Another kind of inner hospitality that we need to practice is to make space for new ideas, welcome space for new ways of looking at our faith, our lives, our world. Spiritual growth, as I talked about last week, has something to do with continuing to learn and grow and mature.
Christian hospitality, sacred hospitality speaks to our wider world. Fifty years ago this month, Martin Luther King, Jr. stood at the Lincoln Memorial and reminded us that our nation was falling short in the area of hospitality. In a sense we’ve come to our nation’s capital to cash a check. When the architects of our republic wrote the magnificent words of the Constitution and the Declaration of Independence, they were signing a promissory note to which every American was to fall heir. This note was the promise that all men, yes, black men as well as white men, would be guaranteed the unalienable rights of life, liberty, and the pursuit of happiness. It is obvious today that America has defaulted on this promissory note in so far as her citizens of color are concerned.

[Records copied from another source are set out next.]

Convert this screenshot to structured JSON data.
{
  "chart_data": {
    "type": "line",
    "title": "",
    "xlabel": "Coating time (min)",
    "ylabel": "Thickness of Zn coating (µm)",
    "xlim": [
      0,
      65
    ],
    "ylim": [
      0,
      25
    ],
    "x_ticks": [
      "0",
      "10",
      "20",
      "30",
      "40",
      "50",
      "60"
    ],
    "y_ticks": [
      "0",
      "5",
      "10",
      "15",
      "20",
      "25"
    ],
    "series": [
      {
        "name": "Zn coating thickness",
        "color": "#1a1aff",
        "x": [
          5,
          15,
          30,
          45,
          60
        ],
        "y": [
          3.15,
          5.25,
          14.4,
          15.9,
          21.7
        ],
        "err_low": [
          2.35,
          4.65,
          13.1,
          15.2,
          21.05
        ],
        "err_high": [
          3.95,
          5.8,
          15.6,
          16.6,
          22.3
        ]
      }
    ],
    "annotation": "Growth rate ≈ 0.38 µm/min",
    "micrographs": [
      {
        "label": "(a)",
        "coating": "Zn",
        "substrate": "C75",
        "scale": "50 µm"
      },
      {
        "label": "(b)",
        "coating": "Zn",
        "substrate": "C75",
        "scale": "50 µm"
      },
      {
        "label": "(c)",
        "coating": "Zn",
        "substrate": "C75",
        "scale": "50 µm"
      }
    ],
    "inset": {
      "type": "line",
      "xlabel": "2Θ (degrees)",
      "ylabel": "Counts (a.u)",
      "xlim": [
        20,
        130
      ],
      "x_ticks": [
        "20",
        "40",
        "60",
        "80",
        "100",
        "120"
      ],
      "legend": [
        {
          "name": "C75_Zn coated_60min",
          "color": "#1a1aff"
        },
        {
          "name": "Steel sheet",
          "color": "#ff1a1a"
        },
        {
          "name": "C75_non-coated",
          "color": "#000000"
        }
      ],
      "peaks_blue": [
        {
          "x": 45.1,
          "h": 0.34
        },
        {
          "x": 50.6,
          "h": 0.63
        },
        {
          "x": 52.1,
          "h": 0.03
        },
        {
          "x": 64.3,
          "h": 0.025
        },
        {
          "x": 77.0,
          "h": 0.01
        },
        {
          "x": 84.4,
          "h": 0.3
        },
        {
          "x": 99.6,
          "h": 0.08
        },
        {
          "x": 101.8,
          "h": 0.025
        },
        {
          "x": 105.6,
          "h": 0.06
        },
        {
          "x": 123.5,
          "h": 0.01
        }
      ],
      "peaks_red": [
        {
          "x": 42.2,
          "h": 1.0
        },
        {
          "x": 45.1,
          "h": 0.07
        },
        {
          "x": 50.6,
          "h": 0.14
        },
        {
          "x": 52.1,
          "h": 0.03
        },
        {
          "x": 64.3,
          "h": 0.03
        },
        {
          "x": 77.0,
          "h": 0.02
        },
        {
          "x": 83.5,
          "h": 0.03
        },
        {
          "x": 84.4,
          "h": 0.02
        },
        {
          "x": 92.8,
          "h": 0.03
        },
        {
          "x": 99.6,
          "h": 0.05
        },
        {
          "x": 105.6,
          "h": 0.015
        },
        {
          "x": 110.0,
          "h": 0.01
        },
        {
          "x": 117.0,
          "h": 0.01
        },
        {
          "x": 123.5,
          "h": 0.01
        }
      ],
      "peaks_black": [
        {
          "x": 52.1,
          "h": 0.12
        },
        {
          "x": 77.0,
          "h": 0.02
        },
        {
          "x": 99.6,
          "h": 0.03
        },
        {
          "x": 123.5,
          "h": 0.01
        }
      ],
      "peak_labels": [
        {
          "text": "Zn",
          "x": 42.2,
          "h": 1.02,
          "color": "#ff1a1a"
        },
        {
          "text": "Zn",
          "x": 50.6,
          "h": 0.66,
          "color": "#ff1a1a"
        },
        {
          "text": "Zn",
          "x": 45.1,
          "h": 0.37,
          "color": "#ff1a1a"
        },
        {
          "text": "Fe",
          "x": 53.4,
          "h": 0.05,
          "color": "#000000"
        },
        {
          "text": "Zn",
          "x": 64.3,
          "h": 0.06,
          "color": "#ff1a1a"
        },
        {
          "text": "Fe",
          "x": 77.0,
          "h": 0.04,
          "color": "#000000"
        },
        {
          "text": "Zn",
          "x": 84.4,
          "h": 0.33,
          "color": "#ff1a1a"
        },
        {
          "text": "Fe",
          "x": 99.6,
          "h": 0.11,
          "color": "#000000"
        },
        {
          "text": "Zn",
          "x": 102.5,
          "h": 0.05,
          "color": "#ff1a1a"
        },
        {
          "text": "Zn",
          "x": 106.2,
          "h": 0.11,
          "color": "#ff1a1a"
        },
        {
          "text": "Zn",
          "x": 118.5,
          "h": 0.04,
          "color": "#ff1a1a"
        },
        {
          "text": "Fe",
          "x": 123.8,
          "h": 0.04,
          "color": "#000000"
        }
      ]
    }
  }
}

In a sense, civil rights is about hospitality, about welcome, about making space. The struggle of women to be heard and empowered is, in a sense, about hospitality, about welcome, about making space. On this pride weekend, gay rights can be seen as being about hospitality, about welcome, about making space. Hospitality does not prescribe particular policies, but when we leave it out of our thinking about our social community, we are not thinking with our best Christian minds. As our nation grapples with immigration policy, hospitality should not be left out of the equation. It does not prescribe particular policies, but if we neglect it when we think about immigration reform, we are not thinking about immigration reform with our best Christian minds.
If there is a place where hospitality, where welcoming, where making space should be most evident it should be in our life together as this Christian community of faith, this Jesus community. “Through hospitality, Christians imitate God’s welcome,” Diana Butler Bass reminds us (82). As a church community we should always be making space for people who are trying to make space in their lives for more of God’s Spirit, God’s welcoming love. Butler Bass goes on to write [quoting Henri Nouwen]: Hospitality is the “creation of a free space” where strangers become friends. “Hospitality is not to change people, but to offer them space where change can take place.” (79) I will be saying more about the church as an “all y’all” place in a couple of weeks.
Hospitality is not always easy. Opening our arms and hearts wide means that persons and ideas, both strange and wonderful, may arrive. Hospitality, welcoming, making space, is, however, our calling from God who welcomes us warmly, joyously, as warmly, joyously and wildly as a father welcomes a long-lost son in another story Jesus told. By making open, welcoming space in our lives, in our world, in our church, angels in disguise may just arrive. That’s good news for all y’all. Amen.